Bi-level Off-policy Reinforcement Learning for Volt/VAR Control Involving Continuous and Discrete Devices

In Volt/Var control (VVC) of active distribution networks(ADNs), both slow timescale discrete devices (STDDs) and fast timescale continuous devices (FTCDs) are involved. The STDDs such as on-load tap changers (OLTC) and FTCDs such as distributed generators should be coordinated in time sequence. Such VCC is formulated as a two-timescale optimization problem to jointly optimize FTCDs and STDDs in ADNs. Traditional optimization methods are heavily based on accurate models of the system, but sometimes impractical because of their unaffordable effort on modelling. In this paper, a novel bi-level off-policy reinforcement learning (RL) algorithm is proposed to solve this problem in a model-free manner. A Bi-level Markov decision process (BMDP) is defined to describe the two-timescale VVC problem and separate agents are set up for the slow and fast timescale sub-problems. For the fast timescale sub-problem, we adopt an off-policy RL method soft actor-critic with high sample efficiency.
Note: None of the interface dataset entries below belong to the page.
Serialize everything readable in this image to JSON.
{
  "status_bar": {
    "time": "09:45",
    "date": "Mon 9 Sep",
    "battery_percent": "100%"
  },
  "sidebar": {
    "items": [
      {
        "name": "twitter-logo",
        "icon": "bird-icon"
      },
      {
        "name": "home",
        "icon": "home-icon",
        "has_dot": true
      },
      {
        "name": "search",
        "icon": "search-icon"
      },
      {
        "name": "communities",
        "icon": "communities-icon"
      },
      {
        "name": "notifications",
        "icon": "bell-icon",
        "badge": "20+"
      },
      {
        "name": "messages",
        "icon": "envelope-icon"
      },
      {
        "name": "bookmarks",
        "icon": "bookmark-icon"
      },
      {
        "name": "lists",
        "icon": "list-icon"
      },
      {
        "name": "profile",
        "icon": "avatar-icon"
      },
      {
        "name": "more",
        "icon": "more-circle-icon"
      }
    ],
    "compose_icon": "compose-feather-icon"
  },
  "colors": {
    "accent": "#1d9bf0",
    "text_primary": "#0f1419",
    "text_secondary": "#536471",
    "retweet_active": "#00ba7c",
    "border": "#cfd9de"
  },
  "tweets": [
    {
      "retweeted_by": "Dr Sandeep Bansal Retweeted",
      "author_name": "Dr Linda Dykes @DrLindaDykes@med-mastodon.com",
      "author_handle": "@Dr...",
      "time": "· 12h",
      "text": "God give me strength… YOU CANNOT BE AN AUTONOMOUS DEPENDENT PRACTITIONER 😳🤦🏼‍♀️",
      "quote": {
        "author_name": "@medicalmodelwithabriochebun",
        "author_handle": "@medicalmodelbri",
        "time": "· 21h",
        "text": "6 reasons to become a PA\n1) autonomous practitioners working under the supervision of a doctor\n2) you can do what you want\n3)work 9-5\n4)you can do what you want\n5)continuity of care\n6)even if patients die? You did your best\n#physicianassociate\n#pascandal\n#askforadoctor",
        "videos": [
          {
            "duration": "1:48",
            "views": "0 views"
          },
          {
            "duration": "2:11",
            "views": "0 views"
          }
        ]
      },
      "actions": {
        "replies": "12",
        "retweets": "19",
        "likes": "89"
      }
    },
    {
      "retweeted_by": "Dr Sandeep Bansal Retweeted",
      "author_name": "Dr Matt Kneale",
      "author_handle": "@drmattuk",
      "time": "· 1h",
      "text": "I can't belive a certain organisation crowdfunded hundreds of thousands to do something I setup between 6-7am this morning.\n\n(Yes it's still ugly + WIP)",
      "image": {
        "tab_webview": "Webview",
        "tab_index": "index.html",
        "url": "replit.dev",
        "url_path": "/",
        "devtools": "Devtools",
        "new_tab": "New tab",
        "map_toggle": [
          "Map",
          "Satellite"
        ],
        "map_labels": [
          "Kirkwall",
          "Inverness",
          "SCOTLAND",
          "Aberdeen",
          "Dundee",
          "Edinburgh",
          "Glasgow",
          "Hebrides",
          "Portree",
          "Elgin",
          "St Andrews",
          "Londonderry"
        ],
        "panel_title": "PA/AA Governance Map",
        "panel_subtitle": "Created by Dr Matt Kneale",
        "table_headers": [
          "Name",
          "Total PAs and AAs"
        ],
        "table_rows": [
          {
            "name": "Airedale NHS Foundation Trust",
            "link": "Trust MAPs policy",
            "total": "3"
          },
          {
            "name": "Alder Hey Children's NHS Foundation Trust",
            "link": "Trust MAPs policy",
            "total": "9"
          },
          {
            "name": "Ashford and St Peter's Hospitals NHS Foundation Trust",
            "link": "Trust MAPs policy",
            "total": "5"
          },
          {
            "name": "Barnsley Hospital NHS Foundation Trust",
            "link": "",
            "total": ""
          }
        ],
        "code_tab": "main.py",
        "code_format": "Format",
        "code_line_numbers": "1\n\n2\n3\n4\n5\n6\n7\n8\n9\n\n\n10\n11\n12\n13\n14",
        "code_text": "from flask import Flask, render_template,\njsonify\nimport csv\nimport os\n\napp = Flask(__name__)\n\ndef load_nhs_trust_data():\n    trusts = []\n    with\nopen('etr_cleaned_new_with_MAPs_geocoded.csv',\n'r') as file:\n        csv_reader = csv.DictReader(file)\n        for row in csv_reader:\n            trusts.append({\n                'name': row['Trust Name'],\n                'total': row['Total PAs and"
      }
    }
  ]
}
For the slow one, we develop an off-policy multidiscrete soft actor-critic (MDSAC) algorithm to address the curse of dimensionality with various STDDs. To mitigate the nonstationary issue existing the two agents’ learning processes, we propose a multi-timescale off-policy correction (MTOPC) method by adopting importance sampling technique. Comprehensive numerical studies not only demonstrate that the proposed method can achieve stable and satisfactory optimization of both STDDs and FTCDs without any model information, but also support that the proposed method outperforms existing two-timescale VVC methods.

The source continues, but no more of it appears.